Rallizes, çünkü bu yıl reissue serisi başlıyor. İlk resmî Rallizes yayını Oz Days Live albümünün bir kısmıydı. Mekân kapanınca bunu çift albüm yapıp orada çalan diğer gruplardan da kayıtlar eklediler. Sunset Gang orada başlamıştı. Maalesef oradan bir Sunset kaydımız yok, sadece benim kayıt gününde bas çaldığım bir Rallizes seansı var. Dinleyici olmadan üç saat boyunca kayıt yapmıştık ve bunu unutmuştum tamamen. Kayıtları dinlemeye oturduğumda sadece 25 dakikalık iki yüz vardı. Bir sürü farklı şarkı ve alternatif versiyonlar kaydetmiştik oysa. Oz’un işletmecisinden bana tüm kayıt rulosunu göndermesini istedim. 50 yıllık bantlar genellikle pek işe yaramaz, bazen makineyi bile bozarlar. Ama bu bir mucize gibiydi, sıkıntısız çalıştı. Her şeyi ProTools’a aktardım ve remasteringe başladım. Kayıtlar pek iyi olmadığı için hiç kolay bir iş değildi. Profesyonel ekipmanlarla yapılmamış bir kayıt ve hiç mastering yapılmamıştı. 50 dolarlık Sony mikrofonlardan yedi-sekiz tane alabilecek kadar paraları vardı. Çok basit bir miks masası kiralanmıştı, EQ bile yoktu. Ama Mizutani akıllı biriydi, kulübü o gün için kapatmalarını istemişti. Böylece istediğimiz şeyi istediğimiz kadar uzun sürede yapabiliyorduk. Neyse, modern tekniklerle ve vintage analog ekipmanlarımla iyi duyulacak bir seviyeye getirebiliyorum. Bambaşka bir zamanda yapılmıştı bu kayıtlar. Sanırım cilalamak için biraz fazla zaman harcadım ama artık bitmek üzere.

Yani bu akşam, sohbetimiz biter bitmez stüdyoya dönüp remastering’e devam mı edeceksin?

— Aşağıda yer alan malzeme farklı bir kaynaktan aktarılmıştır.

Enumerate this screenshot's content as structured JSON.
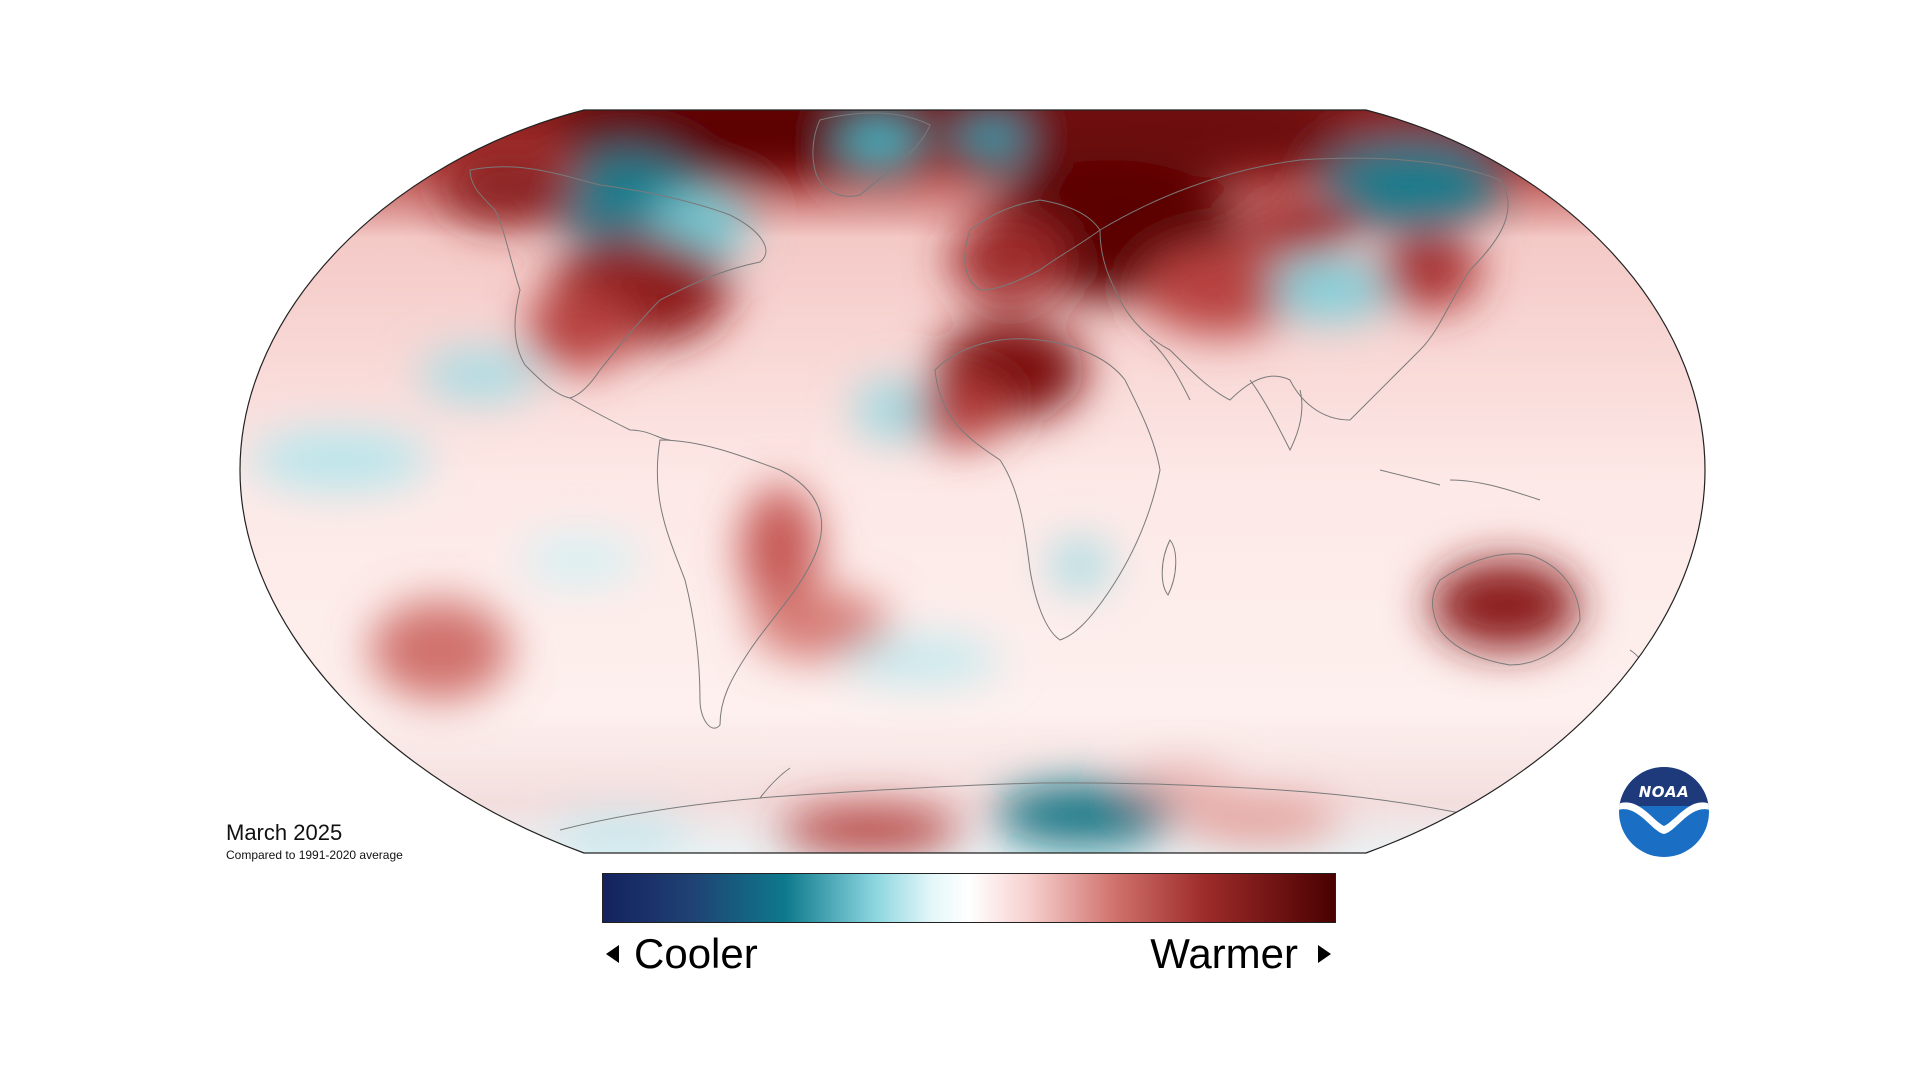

Evet. Ayrıca büyük bir plak şirketiyle bir şeyler daha hazırlamam gerekiyor ama bu gerçek olacak mı, emin değilim. Çünkü sürekli bana “şunu şöyle yap, bunu böyle yap” diyorlar. Böyle olunca ben de projeleri ardımda bırakıyorum, böyle biriyim. Yine de bunun için heyecanlıyım çünkü geçmiş projelerden duyulmamış bazı şarkılarım var. Mesela küresel müzikle ilgili bir kitap yayımladım ve ona eşlikçi bir CD hazırlamıştım. Genellikle kitapları okuyan kişiler şarkıyı dinlemiyor. Kitap iyi sattı ama müzik ayrı. Uzun zaman önce PlayStation için müzik bestelemiştim. Bunu ancak Debbie Harry’ye vokal yaptırmayı başarabilirlerse yapacağımı söylemiştim en baştan. Onlar da Debbie Harry’yi gerçekten ayarlayabildiler. Yani bir PlayStation oyunu için bir beste yaptım, Debbie Harry sözlerini yazdı ve şarkıyı söyledi. Ama çok fazla insan bunu dinlemedi. Çılgınca, değil mi?

Ama endüstri standartları gereği, oyun müziklerinin hakları oyun şirketlerinde kalıyor. Bu garip bir şey. Müzik bir anlamda ikincil durumda. Amacın müzik yapmak değil de oyuna yardım etmek gibi. Debbie bunu anlamıştı ve muhtemelen söz yazmak ve bir şarkı kaydetmek için iyi bir meblağ almıştı. Onunla ilk olarak 1988’de tanışmıştım. Jamaika ve New York arasında bütün ana bantlarımı kaybetmiştim, çok zor zamanlardı. Gramercy Park Hotel’deyken odamın kapısını Chris (Stein) ve Debbie çaldı. Ellerinde kıyafetleriyle dolu plastik çöp torbalarıyla, tam New York stili. Bir süperstarla tanışmak için ne kadar ilginç bir yol, değil mi! Fotoğrafçı Bob Gruen onlara yaşadığım problemden bahsetmiş, benimle ilgilenmeye gelmişlerdi.

Kaybolan kayıtların hikâyesi de şöyle: Uçağımızın Miami’den kalktıktan kısa bir süre Bermuda Üçgeni’ne acil iniş yapması gerekti. Bir sızıntı olduğu anonsu yapılmıştı, sanıyorum bu esnada uçağı hafifletmek için bagajların bir kısmını attılar. Beyaz balinalar gördüğümü hatırlıyorum. Bermuda Üçgeni’ndeyiz, köpek balıkları, uzaylılar; her şey olabilir. Uçaktayken vasiyetimi yazmaya başladım, Toshiba EMI’ya “Lütfen bu kayıt rulolarını bulun ve bunu miksleyin” diye seslendim. Biz kurtulmuştuk ama kayıtlar kaybolmuştu. Normalde böyle yapmam, kayıtları yanımda uçağa alırım. O gün ilk gut atağımı yaşamıştım, muhtemelen çok hızlı yemek yediğim için ürik asit seviyesi fırladı. Belki de birisi bana büyü yaptı diye düşündüm, yeterince iyi ödeme yapmadığım bir müzisyen var mı diye düşündüm. Bu ilk kez ana bantları check-in’de verişimdi ve sonrasında bunlar yaşandı. Sanki çocuğun savaşa gitmiş ve hiç geri dönmemiş gibi bir acıyla hatırlıyorum.